Het zal niemand verbazen dat de Vliegende Hollander mij geen
jubelstemming bezorgt. Vorig jaar al, toen het gebouw zich met al
haar bordjes, kozijntjes, leeuwen en verfspetters in Ruigrijk gewurmd
had heb ik reeds oeverloos over de attractie gezeurd.
Ik sta nog steeds volledig achter mijn statement dat de Vliegende
Hollander stilistisch gezien geen sodemieter met de Efteling te maken
heeft. Ik blijf het jammer vinden dat de Efteling er blijkbaar geen
belang meer aan hecht om die simpele stijleenheid ook buiten de
grenzen van het bijna overdreven gestucte, gelakte, ornamentale
Marerijk te handhaven. Ik was zeer verheugd om in Bram's mailtje te
lezen dat er in elk geval één Eftelingliefhebber minder is waaraan ik
zulks nog uit moet leggen :)
Maar ik heb jullie, arme lezers, dus al een heel seizoen dodelijk
verveeld met verhandelingen over bijvoorbeeld de juiste soort verf,
of die ellendige Trendhopper-deurbellen. Dat weten jullie nu wel, en
zo niet, dan kan het je vermoedelijk ook weinig schelen. Ook berust
ik zélf inmiddels onderhand wel een beetje in de wetenschap dat de
Eftelingstijl die van mij een Eftelingliefhebber heeft gemaakt verder
en verder onder zal sneeuwen in een park dat steeds algemener en
minder uniek zal worden. Jammer maar helaas.

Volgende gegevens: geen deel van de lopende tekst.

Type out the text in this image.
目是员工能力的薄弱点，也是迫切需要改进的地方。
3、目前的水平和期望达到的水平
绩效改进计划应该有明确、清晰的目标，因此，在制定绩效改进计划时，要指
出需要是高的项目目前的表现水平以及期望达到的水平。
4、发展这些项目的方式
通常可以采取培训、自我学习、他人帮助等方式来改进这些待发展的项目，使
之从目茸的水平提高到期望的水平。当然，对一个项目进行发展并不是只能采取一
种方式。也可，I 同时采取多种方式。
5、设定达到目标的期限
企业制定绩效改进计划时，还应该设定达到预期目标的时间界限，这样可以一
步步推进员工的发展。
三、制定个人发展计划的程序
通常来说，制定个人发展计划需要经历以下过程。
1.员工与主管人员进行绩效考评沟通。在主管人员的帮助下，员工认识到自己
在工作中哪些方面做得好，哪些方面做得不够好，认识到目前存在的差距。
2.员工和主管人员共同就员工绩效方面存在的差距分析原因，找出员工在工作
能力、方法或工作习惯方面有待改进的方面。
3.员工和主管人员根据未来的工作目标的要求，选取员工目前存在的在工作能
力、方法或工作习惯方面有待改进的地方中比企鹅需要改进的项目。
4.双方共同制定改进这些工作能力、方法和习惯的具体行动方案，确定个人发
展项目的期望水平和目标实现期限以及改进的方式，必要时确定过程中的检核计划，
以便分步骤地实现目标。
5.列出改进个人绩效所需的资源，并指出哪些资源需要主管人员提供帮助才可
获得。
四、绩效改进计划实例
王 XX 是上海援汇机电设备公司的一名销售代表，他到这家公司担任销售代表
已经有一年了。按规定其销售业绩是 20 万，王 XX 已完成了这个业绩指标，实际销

Ik was er eind maart eigenlijk helemaal klaar voor om mijn vermeende
Pieckpurisme en tunnelvisie achter me te laten. Dat de Vliegende
Hollander geen echte Eftelingattractie zou zijn, enfin, dat wist ik
wel, maar ik hoopte er toch wél een beetje op dat we er in elk geval
een attractie bij zouden krijgen die objectief gezien een prima
aanvulling op het attractie-aanbod zou zijn.
Twintig miljoen euro, een jaar extra de tijd, een schijnbaar uniek
ritsysteem, en maar liefst *vier* attractietypes aaneengeknoopt:
redenen te over om in elk geval niet vollédig bevooroordeeld in de
attractie te stappen.
Op een overweldigende thema-attractie heb ik niet gerekend, ik ben de
Vliegende Hollander onbevangen en tamelijk opgeruimd
tegemoetgetreden, hopend op.. nou ja, in elk geval gewoon een prima
attractie. Maar twintig miljoen euro, een jaar extra de tijd, een
schijnbaar uniek ritsysteem, en maar liefst *vier* attractietypes
aaneenknopen blijken geen garantie voor een prima attractie. De
Efteling heeft er vooral een zooitje van gemaakt.
Wat me het meest stoort is dat de attractie opgebouwd is uit
verschillende onderdelen die stuk voor stuk echt onbevredigend zijn:
- De walkthrough is niets meer of minder dan een wachtrij. De
Efteling kan het in haar persberichten honderd keer een walkthrough
noemen, maar als men een half uur staat te meanderen en elke
honderddertig seconden dezelfde Duitse familie afwisselend aan de
linker- en rechterzijde voorbij ziet schuiven, en er aan het einde
van al dat geslinger een instapperron wacht waar men in een bootje
kan plaatsnemen, dan ervaart *niemand* de wachtrij als een
walkthrough.
Bram legde verder al een vinger op één van de zaken waaraan het
schort in de wachtrij: de spanningsopbouw is volkomen zoek, en dat
het verhaal sowieso een onduidelijke brij is maakt het er niet beter
op. Wat een zenuwachtig makende aanloop naar de rit zou moeten zijn,
is verworden tot iets dat net zo opwindend en spannend is als een
bezoekje aan het Spoorwegmuseum.
Wanneer de Efteling overigens gewoon gekozen had voor de eenvoudige
versie van de legende van Van der Decken, dan hadden ze het zichzelf
al een stuk makkelijker gemaakt. Dat bijverzonnen dubbelleven van de
kapitein, de smokkelgang, de brand in het huis, allemaal elementen
die het zonder goed doordachte verhalende technieken voor de bezoeker
een stuk lastiger te begrijpen maken dan wanneer het puur zou gaan om
een ongehoorzame kapitein en zijn dolende spookschip.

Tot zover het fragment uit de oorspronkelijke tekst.